A quantum-annealing machine uses qubits in place of atoms, but follows the same principle: excite a system into a disordered state and then let it settle to its lowest energy state. The hardware was designed originally for optimisation problems that are difficult to compute on digital hardware, such as the Travelling Salesman problem. The machine is pushed towards the solution by manipulating electromagnetic fields around the qubit elements.

The optimisation process also works for the curve-fitting problems used by many classical machine-learning algorithms. Researchers have used hardware such as D-Wave’s and systems based on nuclear magnetic resonance techniques to build simple machine-learning systems that can tell numbers apart.

Quantum and neuromorphic technologies could align with more complex quantum computers. Late last year, researchers from the universities of Oxford and Waterloo demonstrated a way of building quantum memristors using supercooled quantum dots that may translate to systems that operate at room temperature.

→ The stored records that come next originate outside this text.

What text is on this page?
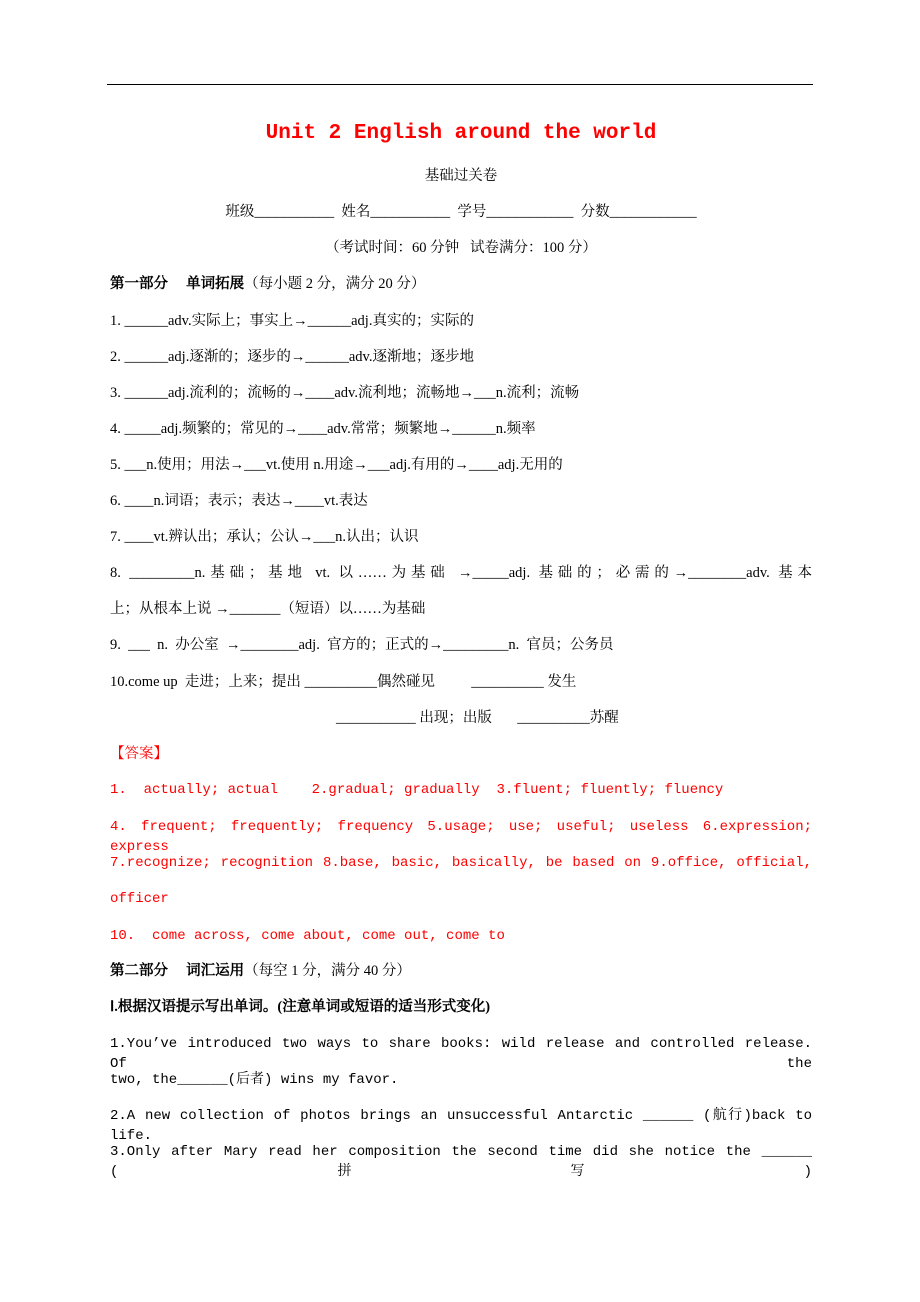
Unit 2 English around the world
基础过关卷
班级___________  姓名___________  学号____________  分数____________
（考试时间：60 分钟   试卷满分：100 分）
第一部分     单词拓展（每小题 2 分，满分 20 分）
1. ______adv.实际上；事实上→______adj.真实的；实际的
2. ______adj.逐渐的；逐步的→______adv.逐渐地；逐步地
3. ______adj.流利的；流畅的→____adv.流利地；流畅地→___n.流利；流畅
4. _____adj.频繁的；常见的→____adv.常常；频繁地→______n.频率
5. ___n.使用；用法→___vt.使用 n.用途→___adj.有用的→____adj.无用的
6. ____n.词语；表示；表达→____vt.表达
7. ____vt.辨认出；承认；公认→___n.认出；认识
8. _________n.基础；基地 vt. 以……为基础 →_____adj. 基础的；必需的→________adv. 基本
上；从根本上说 →_______（短语）以……为基础
9.  ___  n.  办公室  →________adj.  官方的；正式的→_________n.  官员；公务员
10.come up  走进；上来；提出 __________偶然碰见          __________ 发生
___________ 出现；出版       __________苏醒
【答案】
1.  actually; actual    2.gradual; gradually  3.fluent; fluently; fluency
4. frequent; frequently; frequency 5.usage; use; useful; useless 6.expression; express
7.recognize; recognition 8.base, basic, basically, be based on 9.office, official,
officer
10.  come across, come about, come out, come to
第二部分     词汇运用（每空 1 分，满分 40 分）
Ⅰ.根据汉语提示写出单词。(注意单词或短语的适当形式变化)
1.You’ve introduced two ways to share books: wild release and controlled release. Of the
two, the______(后者) wins my favor.
2.A new collection of photos brings an unsuccessful Antarctic ______ (航行)back to life.
3.Only after Mary read her composition the second time did she notice the ______ (拼写)
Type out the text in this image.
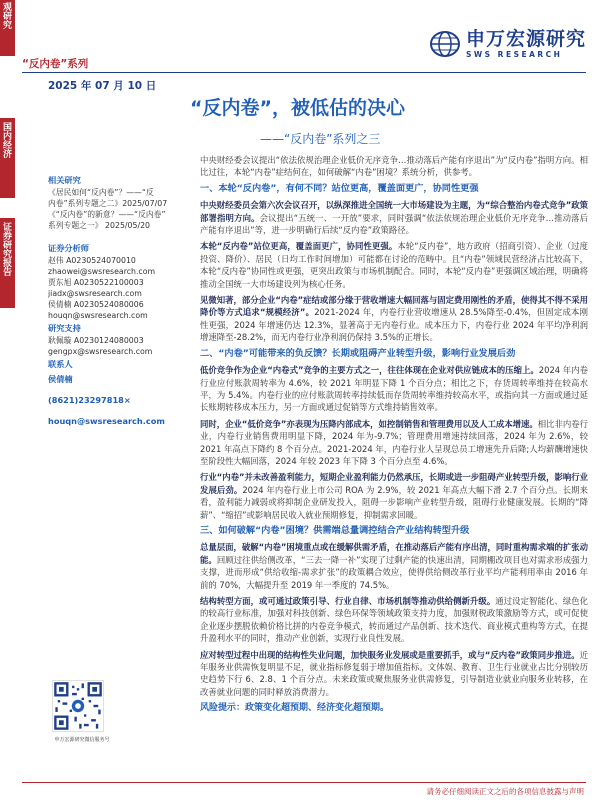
观
研
究
国
内
经
济
证
券
研
究
报
告
“反内卷”系列
申万宏源研究
SWS RESEARCH
2025 年 07 月 10 日
“反内卷”，被低估的决心
——“反内卷”系列之三
相关研究
《居民如何“反内卷”？——“反
内卷”系列专题之二》2025/07/07
《“反内卷”的新意？——“反内卷”
系列专题之一》 2025/05/20
证券分析师
赵伟 A0230524070010
zhaowei@swsresearch.com
贾东旭 A0230522100003
jiadx@swsresearch.com
侯倩楠 A0230524080006
houqn@swsresearch.com
研究支持
耿佩璇 A0230124080003
gengpx@swsresearch.com
联系人
侯倩楠
(8621)23297818×
houqn@swsresearch.com
申万宏源研究微信服务号

中央财经委会议提出“依法依规治理企业低价无序竞争…推动落后产能有序退出”为“反内卷”指明方向。相比过往，本轮“内卷”症结何在，如何破解“内卷”困境？系统分析，供参考。

一、本轮“反内卷”，有何不同？站位更高，覆盖面更广，协同性更强

中央财经委员会第六次会议召开，以纵深推进全国统一大市场建设为主题，为“综合整治内卷式竞争”政策部署指明方向。会议提出“五统一、一开放”要求，同时强调“依法依规治理企业低价无序竞争…推动落后产能有序退出”等，进一步明确行后续“反内卷”政策路径。

本轮“反内卷”站位更高，覆盖面更广，协同性更强。本轮“反内卷”，地方政府（招商引资）、企业（过度投资、降价）、居民（日均工作时间增加）可能都在讨论的范畴中。且“内卷”领域民营经济占比较高下，本轮“反内卷”协同性或更强，更突出政策与市场机制配合。同时，本轮“反内卷”更强调区域治理，明确将推动全国统一大市场建设列为核心任务。

见微知著，部分企业“内卷”症结或部分缘于营收增速大幅回落与固定费用刚性的矛盾，使得其不得不采用降价等方式追求“规模经济”。2021-2024 年，内卷行业营收增速从 28.5%降至-0.4%，但固定成本刚性更强，2024 年增速仍达 12.3%，显著高于无内卷行业。成本压力下，内卷行业 2024 年平均净利润增速降至-28.2%，而无内卷行业净利润仍保持 3.5%的正增长。

二、“内卷”可能带来的负反馈？长期或阻碍产业转型升级，影响行业发展后劲

低价竞争作为企业“内卷式”竞争的主要方式之一，往往体现在企业对供应链成本的压缩上。2024 年内卷行业应付账款周转率为 4.6%，较 2021 年明显下降 1 个百分点；相比之下，存货周转率维持在较高水平，为 5.4%。内卷行业的应付账款周转率持续低而存货周转率维持较高水平，或指向其一方面或通过延长账期转移成本压力，另一方面或通过促销等方式维持销售效率。

同时，企业“低价竞争”亦表现为压降内部成本，如控制销售和管理费用以及人工成本增速。相比非内卷行业，内卷行业销售费用明显下降，2024 年为-9.7%；管理费用增速持续回落，2024 年为 2.6%，较 2021 年高点下降约 8 个百分点。2021-2024 年，内卷行业人呈现总员工增速先升后降;人均薪酬增速快至阶段性大幅回落，2024 年较 2023 年下降 3 个百分点至 4.6%。

行业“内卷”并未改善盈利能力，短期企业盈利能力仍然承压，长期或进一步阻碍产业转型升级，影响行业发展后劲。2024 年内卷行业上市公司 ROA 为 2.9%，较 2021 年高点大幅下滑 2.7 个百分点。长期来看，盈利能力减弱或将抑制企业研发投入，阻碍一步影响产业转型升级，阻碍行业健康发展。长期的“降薪”、“缩招”或影响居民收入就业预期修复，抑制需求回暖。

三、如何破解“内卷”困境？供需端总量调控结合产业结构转型升级

总量层面，破解“内卷”困境重点或在缓解供需矛盾，在推动落后产能有序出清，同时重构需求端的扩张动能。回顾过往供给侧改革，“三去一降一补”实现了过剩产能的快速出清，同期棚改项目也对需求形成强力支撑，进而形成“供给收缩-需求扩张”的政策耦合效应，使得供给侧改革行业平均产能利用率由 2016 年前的 70%，大幅提升至 2019 年一季度的 74.5%。

结构转型方面，或可通过政策引导、行业自律、市场机制等推动供给侧新升级。通过设定智能化、绿色化的较高行业标准，加强对科技创新、绿色环保等领域政策支持力度，加强财税政策激励等方式，或可促使企业逐步摆脱依赖价格比拼的内卷竞争模式，转而通过产品创新、技术迭代、商业模式重构等方式，在提升盈利水平的同时，推动产业创新，实现行业良性发展。

应对转型过程中出现的结构性失业问题，加快服务业发展或是重要抓手，或与“反内卷”政策同步推进。近年服务业供需恢复明显不足，就业指标修复弱于增加值指标。文体娱、教育、卫生行业就业占比分别较历史趋势下行 6、2.8、1 个百分点。未来政策或聚焦服务业供需修复，引导制造业就业向服务业转移，在改善就业问题的同时释放消费潜力。

风险提示：政策变化超预期、经济变化超预期。
请务必仔细阅读正文之后的各项信息披露与声明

Although AI has suffered numerous false dawns, the rapid adoption of deep learning by the FANG group – Facebook, Amazon, Netflix and Google – has perhaps finally given it a permanent role in IT systems. As AI becomes more commonplace, it may be the driver behind what seem today quite exotic forms of computing. But with many avenues opening up from memory-based systems to quantum, it remains unclear which direction low-energy AI will finally pursue.